Hier erhebe ich gleich Einspruch! Was ist mit Pool, Rasen, Grillecke, Teiche und Wald?

Zitat:
100m² - Erbsen

Sehr interessant! 100 durch 6 sind 16,6. Ich bin laut meiner vorigen Ernte auf 18 m² gekommen. Deckt sich also fast mit dem Link. Erbsen sind ein Nichtertragreiches Gemüse, vielleicht hab ich auch ne falsche Sorte.
Wie bin ich darauf gekommen? Das war meine erste Ernte:
http://selbstversorger.xobor.de/t19f3-Ernte.html
Runter scrollen!
Ich habe pro Woche eine Erbsenmahlzeit gerechnet. Bei Veganismus vielleicht sogar mehr. Eine Mahlzeit sind 200 g. Das sind lange Erfahrungswerte. Die Erbsen werden durch eine Mehlschwitze aufkaloriniert, dazu ißt man Kartoffeln, Sauce und etwas Fleisch. In der Suppe ist es erst mal wenig, aber in eine Erbsenbsuppe gehört eine Kartoffel (deutsch), eine Möhre, eine Bockwurst und auch wieder die Mehlschwitze. Wer mag, kann etwas Sellerie nehmen und natürlich diverse Gartenkräuter. So reichen dann auch wieder die 200 g.
Das sind dann 800 g/Monat x 13 = 10400, also 14 Kg/Jahr!
1450 g x 9 Beete sind dann 13,5 Kg, also noch etwas knapp.
6 m x 3 m = 18 m², et voila!
Das ist aber vermutlich zu viel für mein kleines Gärtchen. Hatte ich letztens 3, werde ich heuer 6 Beete machen. Ich lasse aber die Wege weg und lege sie zu einem Feld zusammen um Platz zu sparen.
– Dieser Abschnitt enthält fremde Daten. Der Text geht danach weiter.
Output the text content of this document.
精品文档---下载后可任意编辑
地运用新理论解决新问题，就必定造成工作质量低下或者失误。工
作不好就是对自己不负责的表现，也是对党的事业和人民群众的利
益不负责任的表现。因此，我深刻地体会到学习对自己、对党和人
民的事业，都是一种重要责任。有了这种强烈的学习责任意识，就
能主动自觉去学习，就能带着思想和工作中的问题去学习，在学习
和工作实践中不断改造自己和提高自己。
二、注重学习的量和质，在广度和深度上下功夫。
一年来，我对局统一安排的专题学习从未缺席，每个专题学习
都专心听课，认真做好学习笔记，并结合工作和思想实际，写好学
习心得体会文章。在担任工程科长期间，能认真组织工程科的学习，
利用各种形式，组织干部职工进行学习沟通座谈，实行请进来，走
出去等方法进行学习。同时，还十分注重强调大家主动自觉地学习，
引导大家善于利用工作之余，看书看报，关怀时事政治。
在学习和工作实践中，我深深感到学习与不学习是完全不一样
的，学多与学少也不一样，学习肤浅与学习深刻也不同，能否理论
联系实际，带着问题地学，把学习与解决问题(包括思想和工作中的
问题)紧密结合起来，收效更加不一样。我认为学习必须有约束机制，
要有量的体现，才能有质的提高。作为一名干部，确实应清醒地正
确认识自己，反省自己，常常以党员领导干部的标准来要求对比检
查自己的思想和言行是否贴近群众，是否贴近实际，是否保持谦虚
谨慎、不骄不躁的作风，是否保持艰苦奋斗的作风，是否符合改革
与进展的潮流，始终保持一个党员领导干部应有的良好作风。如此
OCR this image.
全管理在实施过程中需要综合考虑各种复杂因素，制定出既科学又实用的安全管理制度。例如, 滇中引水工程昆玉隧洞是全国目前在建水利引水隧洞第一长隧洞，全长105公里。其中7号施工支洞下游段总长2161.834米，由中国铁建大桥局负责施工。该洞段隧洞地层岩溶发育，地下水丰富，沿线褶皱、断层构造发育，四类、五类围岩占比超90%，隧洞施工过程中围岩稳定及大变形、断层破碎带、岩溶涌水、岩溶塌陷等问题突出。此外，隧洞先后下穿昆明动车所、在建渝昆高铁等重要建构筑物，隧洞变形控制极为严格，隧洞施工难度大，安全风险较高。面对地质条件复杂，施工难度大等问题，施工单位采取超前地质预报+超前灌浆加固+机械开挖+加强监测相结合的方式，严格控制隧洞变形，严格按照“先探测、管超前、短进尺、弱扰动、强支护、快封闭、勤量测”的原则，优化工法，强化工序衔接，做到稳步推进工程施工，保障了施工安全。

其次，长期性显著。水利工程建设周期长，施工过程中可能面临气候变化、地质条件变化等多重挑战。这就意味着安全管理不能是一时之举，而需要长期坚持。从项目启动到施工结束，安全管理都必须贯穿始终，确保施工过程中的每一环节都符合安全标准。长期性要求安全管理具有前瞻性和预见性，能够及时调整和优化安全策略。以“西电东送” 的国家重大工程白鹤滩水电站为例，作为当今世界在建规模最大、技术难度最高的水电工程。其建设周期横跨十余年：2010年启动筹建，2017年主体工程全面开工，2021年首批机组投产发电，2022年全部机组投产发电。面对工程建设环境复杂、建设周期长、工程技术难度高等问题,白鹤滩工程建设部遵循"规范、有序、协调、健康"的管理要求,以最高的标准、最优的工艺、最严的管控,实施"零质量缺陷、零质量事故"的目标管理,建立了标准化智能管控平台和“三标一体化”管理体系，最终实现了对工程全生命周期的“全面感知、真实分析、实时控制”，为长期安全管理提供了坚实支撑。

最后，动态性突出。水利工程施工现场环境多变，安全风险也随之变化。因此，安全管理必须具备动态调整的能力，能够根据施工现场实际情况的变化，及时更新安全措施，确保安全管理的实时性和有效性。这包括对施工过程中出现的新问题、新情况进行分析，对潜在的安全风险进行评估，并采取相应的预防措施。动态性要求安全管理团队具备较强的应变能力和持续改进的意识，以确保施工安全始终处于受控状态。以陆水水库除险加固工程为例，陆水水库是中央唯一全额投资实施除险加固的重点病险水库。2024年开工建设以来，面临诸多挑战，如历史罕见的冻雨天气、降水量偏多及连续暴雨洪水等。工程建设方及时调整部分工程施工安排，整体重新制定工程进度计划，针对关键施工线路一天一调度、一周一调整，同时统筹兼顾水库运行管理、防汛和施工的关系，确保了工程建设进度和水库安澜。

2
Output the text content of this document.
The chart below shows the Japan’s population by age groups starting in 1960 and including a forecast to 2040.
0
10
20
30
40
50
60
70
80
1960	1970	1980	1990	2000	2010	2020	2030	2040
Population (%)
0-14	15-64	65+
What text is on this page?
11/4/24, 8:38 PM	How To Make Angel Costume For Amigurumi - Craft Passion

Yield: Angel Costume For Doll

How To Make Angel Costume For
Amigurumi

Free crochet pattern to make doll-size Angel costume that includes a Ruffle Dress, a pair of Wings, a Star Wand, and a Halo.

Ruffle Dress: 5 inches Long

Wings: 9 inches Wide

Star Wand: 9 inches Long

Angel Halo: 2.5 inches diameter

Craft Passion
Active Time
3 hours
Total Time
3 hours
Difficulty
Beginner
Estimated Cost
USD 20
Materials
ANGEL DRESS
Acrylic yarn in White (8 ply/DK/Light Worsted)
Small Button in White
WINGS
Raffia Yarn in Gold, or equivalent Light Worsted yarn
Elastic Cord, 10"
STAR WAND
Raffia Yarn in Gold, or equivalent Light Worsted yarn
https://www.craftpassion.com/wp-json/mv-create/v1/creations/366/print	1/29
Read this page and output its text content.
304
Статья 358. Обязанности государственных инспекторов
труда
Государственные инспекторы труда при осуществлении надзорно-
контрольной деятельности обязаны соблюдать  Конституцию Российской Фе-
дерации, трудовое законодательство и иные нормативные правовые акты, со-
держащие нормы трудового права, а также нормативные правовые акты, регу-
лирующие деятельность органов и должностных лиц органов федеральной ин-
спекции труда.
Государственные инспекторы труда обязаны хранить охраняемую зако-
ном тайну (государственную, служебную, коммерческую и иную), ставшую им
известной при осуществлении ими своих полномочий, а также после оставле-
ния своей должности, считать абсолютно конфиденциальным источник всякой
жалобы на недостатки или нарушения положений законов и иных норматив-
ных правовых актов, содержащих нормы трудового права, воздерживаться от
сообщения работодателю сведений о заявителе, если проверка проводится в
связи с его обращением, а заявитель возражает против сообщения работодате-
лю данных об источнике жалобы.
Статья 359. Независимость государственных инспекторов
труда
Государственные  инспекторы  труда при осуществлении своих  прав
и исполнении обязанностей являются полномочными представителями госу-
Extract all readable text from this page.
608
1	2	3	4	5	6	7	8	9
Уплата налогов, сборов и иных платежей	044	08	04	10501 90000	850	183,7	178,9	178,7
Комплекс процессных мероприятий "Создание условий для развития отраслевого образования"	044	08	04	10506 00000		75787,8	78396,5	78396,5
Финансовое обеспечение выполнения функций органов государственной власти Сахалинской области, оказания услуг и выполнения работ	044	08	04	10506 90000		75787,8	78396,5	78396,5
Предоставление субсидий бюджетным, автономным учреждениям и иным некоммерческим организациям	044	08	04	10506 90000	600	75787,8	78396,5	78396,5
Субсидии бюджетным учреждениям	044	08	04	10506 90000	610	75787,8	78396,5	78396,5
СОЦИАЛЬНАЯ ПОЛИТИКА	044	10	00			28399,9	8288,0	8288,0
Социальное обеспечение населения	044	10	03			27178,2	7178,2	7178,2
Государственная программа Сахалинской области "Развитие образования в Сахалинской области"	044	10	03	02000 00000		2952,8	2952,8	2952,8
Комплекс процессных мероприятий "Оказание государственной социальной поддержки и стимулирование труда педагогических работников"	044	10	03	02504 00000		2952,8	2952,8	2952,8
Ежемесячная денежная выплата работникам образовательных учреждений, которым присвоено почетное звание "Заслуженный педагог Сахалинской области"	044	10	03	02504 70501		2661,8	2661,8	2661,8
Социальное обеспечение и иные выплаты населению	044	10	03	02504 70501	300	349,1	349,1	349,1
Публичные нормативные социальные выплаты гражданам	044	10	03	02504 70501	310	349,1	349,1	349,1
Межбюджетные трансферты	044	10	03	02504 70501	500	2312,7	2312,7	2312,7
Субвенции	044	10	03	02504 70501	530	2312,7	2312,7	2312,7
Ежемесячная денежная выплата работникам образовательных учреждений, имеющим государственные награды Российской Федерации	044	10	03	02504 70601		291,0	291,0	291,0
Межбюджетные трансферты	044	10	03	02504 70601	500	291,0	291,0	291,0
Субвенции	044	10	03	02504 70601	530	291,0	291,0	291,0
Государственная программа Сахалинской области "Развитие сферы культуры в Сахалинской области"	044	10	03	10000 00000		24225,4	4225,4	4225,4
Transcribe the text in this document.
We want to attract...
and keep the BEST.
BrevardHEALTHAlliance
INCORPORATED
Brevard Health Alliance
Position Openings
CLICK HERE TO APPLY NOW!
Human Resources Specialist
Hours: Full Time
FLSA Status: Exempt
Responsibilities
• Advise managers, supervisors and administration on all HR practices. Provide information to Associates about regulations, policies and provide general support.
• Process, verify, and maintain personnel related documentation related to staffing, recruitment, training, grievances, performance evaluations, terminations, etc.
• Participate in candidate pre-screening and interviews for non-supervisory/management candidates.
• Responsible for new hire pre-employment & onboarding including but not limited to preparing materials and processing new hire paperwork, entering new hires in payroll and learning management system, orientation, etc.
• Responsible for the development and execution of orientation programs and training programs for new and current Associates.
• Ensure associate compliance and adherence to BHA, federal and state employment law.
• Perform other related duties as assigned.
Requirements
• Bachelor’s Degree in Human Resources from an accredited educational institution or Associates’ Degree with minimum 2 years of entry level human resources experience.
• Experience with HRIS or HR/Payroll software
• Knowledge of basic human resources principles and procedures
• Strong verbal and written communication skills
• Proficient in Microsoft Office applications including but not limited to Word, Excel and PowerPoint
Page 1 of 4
Bohnen kann ich nicht genau sagen, ich hab derzeit glaub ich 11 Stangen, her zu sehen:
http://selbstversorger.xobor.de/t68f3-B ... alier.html
Nö, 10 hab ich gezählt. Kann jetzt nur schätzen, daß das um die 7,5 m² sein könnten. Aber hab schon an der Ernte gesehen, daß das wohl nicht reicht. Für Bohnen gilt dann die selbe Rechnung, ein mal/Woche 200 g. Buschbohnen esse ich nicht.
Und dann muß man ja noch bedenken, das man immer was für die Aussat benötigt.

Zitat:
45m² - Möhren und Karotten

Das wären dann 7,5 m². Ich hab bisher immer nur ein Beet gemacht, ca. 2 m². Pure Möhre esse ich kaum, aber in fast jedes Gericht gehört ne Möhre! Erbsen-, Linsen-, Bohnen- und Tomatensuppe. Auch im Potato Bordello sehr lecker!
Haltbar machen hat nicht geklappt mit einkochen. Ich muss mir endlich Sand besorgen. Heuer stehn sie sogar noch im Garten, nicht ausgewachsen. Hab sie zusammen mit Radies gesät. Keine Ahnung warum die so spät gekommen sind.

Zitat:
20m² - Zwiebeln

Das sind 3,3 m², nicht mal 2 Beete. Das reicht nie und nimmer! In jede Mahlzeit kommt eine Zwiebel. Das sind also mindestens 365 Zwiebeln im Jahr!

Zitat:
30m² - Gurken

5 m². Hier treten eben die individuellen Unterschiede zu Tage. Auf 5 m² kann ich nicht mal den Gurkenvorat für ein viertel Jahr anbaue, schätze ich jetzt mal. Im Gegensatz zu Erbsen sind Gurken sehr ertragreich.

Zitat:
150m² - Weiß-,Rot-, Wirsing- und Blumenkohl,

Wirsing bäh, Blumen- und Rotkohl lecker, aber ersteres nir gelungen, zweites nicht probiert. Weißkohl wäre dann für Sauerkraut wichtig, die Frischenahrung für den Winter!
Rosenkohl fehlt mir hier. Sooooo legga! Aber Platzintensiv, wird 80 x 80 gepflanzt.

Zitat:
30m² - Sellerie (wurde vor allem als Brüh- und Suppengewürz verwendet; heute durch Glutamatgewürze verdrängt)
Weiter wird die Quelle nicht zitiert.